Chris Packham of LA Weekly remarked "Bill Stevenson was the founding member and the nucleus of every incarnation, the band's charismatic constant, and the film is ultimately his story. He's as energetic and emotional in the interview segments as he is in archival performance footage. The directors link the decades and the lineups with channel-switching montages and band flyers with constantly changing rosters." Corey Hague of ABC Melbourne said that Filmage "has a ready built narrative that jumps around accordingly. It has to be said that it's not always easy to keep up with who's who, but thankfully it doesn't really matter — this is a well made documentary about the power of music and the people who make it."
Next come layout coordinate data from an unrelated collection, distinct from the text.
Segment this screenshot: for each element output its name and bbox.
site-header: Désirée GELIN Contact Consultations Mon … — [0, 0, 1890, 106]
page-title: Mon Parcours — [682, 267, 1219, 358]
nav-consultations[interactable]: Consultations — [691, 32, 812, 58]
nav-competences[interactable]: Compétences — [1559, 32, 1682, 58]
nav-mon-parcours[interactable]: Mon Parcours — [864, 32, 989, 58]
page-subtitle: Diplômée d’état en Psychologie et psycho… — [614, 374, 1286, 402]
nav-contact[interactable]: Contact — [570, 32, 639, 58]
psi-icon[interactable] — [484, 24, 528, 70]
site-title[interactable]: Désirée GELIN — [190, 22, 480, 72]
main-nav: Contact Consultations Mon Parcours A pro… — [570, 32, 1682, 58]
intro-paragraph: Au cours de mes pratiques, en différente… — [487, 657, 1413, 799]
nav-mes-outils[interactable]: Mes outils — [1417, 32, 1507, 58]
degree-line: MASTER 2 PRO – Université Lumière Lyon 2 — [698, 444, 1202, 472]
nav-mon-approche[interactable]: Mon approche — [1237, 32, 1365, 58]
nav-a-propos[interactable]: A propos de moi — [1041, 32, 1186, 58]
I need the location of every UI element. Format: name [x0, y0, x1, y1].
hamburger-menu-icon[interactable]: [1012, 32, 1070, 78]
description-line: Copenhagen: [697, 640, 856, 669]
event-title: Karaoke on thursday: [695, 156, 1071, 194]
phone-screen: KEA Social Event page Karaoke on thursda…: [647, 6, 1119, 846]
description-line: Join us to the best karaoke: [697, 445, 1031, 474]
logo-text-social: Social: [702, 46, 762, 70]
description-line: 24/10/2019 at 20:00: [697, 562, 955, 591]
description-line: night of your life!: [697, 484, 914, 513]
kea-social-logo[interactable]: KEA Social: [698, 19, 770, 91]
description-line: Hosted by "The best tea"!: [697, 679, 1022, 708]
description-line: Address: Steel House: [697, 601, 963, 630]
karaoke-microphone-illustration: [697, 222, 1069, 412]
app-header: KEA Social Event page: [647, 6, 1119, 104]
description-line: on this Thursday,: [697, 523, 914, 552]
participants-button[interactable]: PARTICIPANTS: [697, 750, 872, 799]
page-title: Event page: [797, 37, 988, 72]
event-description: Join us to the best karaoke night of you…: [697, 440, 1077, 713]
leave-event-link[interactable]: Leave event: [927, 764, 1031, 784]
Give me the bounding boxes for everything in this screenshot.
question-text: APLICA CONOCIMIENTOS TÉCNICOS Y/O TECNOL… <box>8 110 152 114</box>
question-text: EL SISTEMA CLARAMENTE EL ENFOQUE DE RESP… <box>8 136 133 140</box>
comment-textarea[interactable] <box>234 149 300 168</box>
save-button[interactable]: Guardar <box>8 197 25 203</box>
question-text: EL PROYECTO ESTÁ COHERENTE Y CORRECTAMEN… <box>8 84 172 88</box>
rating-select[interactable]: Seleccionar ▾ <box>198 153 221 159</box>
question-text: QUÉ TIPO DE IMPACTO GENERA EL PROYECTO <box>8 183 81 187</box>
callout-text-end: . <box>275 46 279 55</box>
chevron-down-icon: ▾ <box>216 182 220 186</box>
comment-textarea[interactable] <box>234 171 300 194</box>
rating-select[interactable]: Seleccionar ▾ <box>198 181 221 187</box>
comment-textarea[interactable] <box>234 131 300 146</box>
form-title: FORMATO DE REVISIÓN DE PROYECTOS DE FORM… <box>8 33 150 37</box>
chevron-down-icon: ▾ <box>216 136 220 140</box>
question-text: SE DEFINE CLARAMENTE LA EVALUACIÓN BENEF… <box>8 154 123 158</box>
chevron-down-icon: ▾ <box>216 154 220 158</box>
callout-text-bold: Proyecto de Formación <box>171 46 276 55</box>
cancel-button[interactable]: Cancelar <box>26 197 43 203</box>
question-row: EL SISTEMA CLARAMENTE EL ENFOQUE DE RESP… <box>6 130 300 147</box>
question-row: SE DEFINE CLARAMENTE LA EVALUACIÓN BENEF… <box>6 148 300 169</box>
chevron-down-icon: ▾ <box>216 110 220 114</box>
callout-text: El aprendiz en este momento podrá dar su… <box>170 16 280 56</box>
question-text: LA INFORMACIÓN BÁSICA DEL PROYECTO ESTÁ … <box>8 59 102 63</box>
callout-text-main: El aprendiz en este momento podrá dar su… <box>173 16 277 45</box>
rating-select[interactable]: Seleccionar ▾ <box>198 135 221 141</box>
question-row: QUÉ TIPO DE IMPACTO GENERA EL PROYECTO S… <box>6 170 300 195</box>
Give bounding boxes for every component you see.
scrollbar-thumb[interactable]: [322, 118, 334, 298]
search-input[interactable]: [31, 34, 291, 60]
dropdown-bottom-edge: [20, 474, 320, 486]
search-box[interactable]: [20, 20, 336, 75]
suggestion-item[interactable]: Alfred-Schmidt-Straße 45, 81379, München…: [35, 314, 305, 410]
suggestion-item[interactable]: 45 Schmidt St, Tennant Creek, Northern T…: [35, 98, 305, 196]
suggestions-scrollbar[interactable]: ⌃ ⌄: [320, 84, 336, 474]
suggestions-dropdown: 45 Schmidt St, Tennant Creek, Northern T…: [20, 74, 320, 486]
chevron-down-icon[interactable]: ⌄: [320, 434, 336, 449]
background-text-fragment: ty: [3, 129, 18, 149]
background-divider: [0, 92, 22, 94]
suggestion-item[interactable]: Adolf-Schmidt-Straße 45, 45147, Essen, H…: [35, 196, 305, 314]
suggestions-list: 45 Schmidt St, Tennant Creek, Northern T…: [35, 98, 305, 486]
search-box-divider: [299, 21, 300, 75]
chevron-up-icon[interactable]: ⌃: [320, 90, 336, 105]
Stephen Dalton of The Hollywood Reporter was more critical of the documentary, calling it "lightweight but warm-hearted" and a "genial love letter to a minor musical cult", but saying that it "starts to lose momentum in its midsection as the turnover of interchangeable band members takes on a slightly Groundhog Day feel. In a break from rockumentary tradition, LaCoeur and Riggle fail to unearth any backstage dirt or drama here." He complained that the portions on Stevenson's relationship with his father and health issues "are serious episodes, but largely unrelated to the story. Coming so late in an otherwise light-hearted film, this tonal shift feels like a clumsy bid to add grit and gravitas." Finally, he felt that Filmage failed to place the Descendents and All in a wider context, saying "it feels limited in its lack of social or historical context beyond the band's personal story, with almost zero examination of underground hardcore rock as a reaction against mainstream pop culture in Reagan-era America. Even if Descendents had little personal interest in the politics of punk, they were part of a wider movement that deserves a more searching film than this." Postmedia News reviewer Jay Stone felt similarly about the segments focusing on Stevenson, remarking that while he "emerges as the key character in Filmage" and forms the film's human interest story, "his personal history, including problems with a distant father and some health issues, is slipped so casually into Filmage that it takes a while to realize what we're seeing. Stevenson's medical miracle is worth a movie of its own, but in the world of punk music documentaries, it's just a sidebar."